Creíamos en los Reyes Magos, pero el día en que un primo mayor nos dijo que los gnomos y su mundo –entrevisto a través de los libros de cuentos– no existían, lloré toda la noche.

Pero sé que no estuve equivocada, que he vivido en otra dimensión –una existencia donde las leyendas podían ser realidad– cuando recuerdo aquel mundo de encantamientos donde un puma podía beber a dos metros de distancia mientras no te sacaba los ojos de encima... O cuando te encontrabas en un cementerio abandonado con un zorrino, que solo habías visto en las películas de Walt Disney... O cuando descubrías una cascada que caía desde 600 metros por una hendija en las sierras y solo podías llegar hasta su base a pie.

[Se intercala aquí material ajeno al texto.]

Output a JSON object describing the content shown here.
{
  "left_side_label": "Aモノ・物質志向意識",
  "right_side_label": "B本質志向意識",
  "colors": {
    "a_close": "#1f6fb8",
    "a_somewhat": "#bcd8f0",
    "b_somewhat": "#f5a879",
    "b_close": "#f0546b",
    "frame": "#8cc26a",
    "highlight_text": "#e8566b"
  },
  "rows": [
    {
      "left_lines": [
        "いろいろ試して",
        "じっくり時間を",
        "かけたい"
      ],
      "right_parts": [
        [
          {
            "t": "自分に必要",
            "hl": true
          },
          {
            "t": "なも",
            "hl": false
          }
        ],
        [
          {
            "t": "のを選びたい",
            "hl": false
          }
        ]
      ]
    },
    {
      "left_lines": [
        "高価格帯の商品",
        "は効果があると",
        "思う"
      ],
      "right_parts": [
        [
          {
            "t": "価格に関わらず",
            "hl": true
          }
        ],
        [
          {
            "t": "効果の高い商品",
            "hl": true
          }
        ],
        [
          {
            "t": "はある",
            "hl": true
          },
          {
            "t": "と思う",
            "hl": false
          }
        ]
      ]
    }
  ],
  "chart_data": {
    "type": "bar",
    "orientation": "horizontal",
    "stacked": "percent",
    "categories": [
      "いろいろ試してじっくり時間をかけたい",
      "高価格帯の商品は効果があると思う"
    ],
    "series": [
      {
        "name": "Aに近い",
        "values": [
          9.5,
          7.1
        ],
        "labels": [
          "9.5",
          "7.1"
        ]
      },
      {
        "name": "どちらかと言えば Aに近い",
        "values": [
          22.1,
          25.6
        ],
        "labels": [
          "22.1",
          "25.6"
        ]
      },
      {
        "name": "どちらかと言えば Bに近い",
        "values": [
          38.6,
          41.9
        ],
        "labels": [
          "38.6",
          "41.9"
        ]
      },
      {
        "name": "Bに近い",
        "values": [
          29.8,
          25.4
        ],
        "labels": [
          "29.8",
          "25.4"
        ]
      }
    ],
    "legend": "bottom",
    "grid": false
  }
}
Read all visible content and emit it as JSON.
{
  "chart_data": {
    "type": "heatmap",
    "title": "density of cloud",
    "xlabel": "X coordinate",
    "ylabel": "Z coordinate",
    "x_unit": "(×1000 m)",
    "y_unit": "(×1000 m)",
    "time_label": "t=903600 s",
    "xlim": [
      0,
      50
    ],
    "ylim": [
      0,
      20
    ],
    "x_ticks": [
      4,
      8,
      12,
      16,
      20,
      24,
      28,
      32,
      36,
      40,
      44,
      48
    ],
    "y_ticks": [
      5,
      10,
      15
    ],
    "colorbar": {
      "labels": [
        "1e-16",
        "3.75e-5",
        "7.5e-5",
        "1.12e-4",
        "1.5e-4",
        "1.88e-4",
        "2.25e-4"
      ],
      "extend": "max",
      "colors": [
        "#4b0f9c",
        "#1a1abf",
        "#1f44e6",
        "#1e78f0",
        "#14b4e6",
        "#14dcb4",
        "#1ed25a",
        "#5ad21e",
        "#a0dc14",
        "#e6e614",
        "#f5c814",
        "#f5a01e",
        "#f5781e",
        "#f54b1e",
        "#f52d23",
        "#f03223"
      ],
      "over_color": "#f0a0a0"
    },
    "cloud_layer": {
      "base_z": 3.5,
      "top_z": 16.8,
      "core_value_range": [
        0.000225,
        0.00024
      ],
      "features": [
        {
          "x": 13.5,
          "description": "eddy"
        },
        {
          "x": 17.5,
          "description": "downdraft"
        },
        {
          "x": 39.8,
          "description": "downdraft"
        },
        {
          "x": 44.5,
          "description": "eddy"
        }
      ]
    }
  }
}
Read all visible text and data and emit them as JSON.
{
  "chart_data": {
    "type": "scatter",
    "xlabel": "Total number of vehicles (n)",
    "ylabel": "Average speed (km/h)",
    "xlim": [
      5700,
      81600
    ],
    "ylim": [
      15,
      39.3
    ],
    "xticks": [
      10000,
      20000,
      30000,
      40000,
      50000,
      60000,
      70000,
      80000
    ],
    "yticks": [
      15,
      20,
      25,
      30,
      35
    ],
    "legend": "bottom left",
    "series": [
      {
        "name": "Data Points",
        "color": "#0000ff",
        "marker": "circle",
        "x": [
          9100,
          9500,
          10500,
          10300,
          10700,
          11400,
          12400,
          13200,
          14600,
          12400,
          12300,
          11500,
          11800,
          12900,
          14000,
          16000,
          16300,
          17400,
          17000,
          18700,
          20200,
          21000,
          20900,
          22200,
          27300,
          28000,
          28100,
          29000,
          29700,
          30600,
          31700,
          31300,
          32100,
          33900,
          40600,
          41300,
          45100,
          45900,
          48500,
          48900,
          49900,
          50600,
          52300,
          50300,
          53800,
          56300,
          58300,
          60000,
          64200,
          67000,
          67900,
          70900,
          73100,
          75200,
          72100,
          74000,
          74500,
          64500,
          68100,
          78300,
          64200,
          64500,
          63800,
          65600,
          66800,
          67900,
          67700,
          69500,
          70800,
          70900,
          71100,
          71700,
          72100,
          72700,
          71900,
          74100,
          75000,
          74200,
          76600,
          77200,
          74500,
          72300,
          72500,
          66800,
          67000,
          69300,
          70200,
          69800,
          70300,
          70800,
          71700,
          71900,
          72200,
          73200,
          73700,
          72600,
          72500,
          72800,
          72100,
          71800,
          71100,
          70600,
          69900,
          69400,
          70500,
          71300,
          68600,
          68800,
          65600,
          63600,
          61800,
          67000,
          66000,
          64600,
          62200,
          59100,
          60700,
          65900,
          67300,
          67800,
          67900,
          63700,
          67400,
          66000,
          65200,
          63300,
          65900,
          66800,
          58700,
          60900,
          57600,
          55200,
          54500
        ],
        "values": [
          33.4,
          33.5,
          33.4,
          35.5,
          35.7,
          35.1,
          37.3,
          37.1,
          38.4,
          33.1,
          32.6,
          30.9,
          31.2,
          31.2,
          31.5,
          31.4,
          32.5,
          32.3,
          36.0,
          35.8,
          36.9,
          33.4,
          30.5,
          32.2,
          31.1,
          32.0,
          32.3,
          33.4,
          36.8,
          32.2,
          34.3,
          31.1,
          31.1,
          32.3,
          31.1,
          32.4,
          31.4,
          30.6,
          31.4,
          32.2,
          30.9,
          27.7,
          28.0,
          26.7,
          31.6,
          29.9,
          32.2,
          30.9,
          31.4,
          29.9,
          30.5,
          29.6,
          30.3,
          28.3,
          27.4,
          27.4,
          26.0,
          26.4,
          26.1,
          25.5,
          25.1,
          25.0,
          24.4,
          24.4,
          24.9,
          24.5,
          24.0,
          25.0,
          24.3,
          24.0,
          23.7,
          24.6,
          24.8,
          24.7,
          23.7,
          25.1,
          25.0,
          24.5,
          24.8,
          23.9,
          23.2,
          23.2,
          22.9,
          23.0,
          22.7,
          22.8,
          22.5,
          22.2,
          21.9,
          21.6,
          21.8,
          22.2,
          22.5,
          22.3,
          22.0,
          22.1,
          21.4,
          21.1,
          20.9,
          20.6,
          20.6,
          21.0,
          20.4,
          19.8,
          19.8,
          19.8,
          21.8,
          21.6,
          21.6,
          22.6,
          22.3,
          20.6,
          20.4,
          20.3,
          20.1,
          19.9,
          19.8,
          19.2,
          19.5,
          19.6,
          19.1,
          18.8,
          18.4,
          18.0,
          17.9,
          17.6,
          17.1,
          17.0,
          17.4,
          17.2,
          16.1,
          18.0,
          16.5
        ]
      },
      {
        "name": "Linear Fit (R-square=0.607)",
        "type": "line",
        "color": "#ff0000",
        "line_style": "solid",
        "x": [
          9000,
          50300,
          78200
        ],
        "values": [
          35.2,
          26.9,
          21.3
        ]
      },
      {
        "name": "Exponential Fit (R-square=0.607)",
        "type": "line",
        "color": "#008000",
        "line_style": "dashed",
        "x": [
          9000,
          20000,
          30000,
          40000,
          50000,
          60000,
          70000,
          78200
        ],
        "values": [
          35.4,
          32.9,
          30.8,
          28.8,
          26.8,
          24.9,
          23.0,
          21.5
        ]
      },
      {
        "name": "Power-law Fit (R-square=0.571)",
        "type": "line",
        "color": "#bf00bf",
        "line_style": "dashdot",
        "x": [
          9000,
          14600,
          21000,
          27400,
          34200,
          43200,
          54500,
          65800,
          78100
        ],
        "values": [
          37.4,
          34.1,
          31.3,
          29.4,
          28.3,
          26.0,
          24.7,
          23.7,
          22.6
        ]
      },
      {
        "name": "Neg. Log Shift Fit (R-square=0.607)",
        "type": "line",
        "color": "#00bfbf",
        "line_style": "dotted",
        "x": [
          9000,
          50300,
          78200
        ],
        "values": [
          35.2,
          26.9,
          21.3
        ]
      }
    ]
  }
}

Y aun en la vejez, me siguen atrayendo los lugares extraños, las gentes diferentes, los que van siempre contra la corriente, las situaciones imprevistas, las personas absurdas; en fin, que soy de aquellos que se levantan de noche para abrir las ventanas y dejar que entre el viento y la tormenta y desean volver a fumar, no por el tabaco, sino por el humo.

Sugerencias:

1) Regalemos a los niños libros de hadas o seres imaginarios, con buenas ilustraciones.

2) Recuerden que, según algunos psicólogos, estos relatos les dan una amplitud mental que agradecerán de grandes.

3) Adoptemos algún libro infantil para abrirlo de vez en cuando y recordar que la vida no es solo preocupación o tiempo de tregua.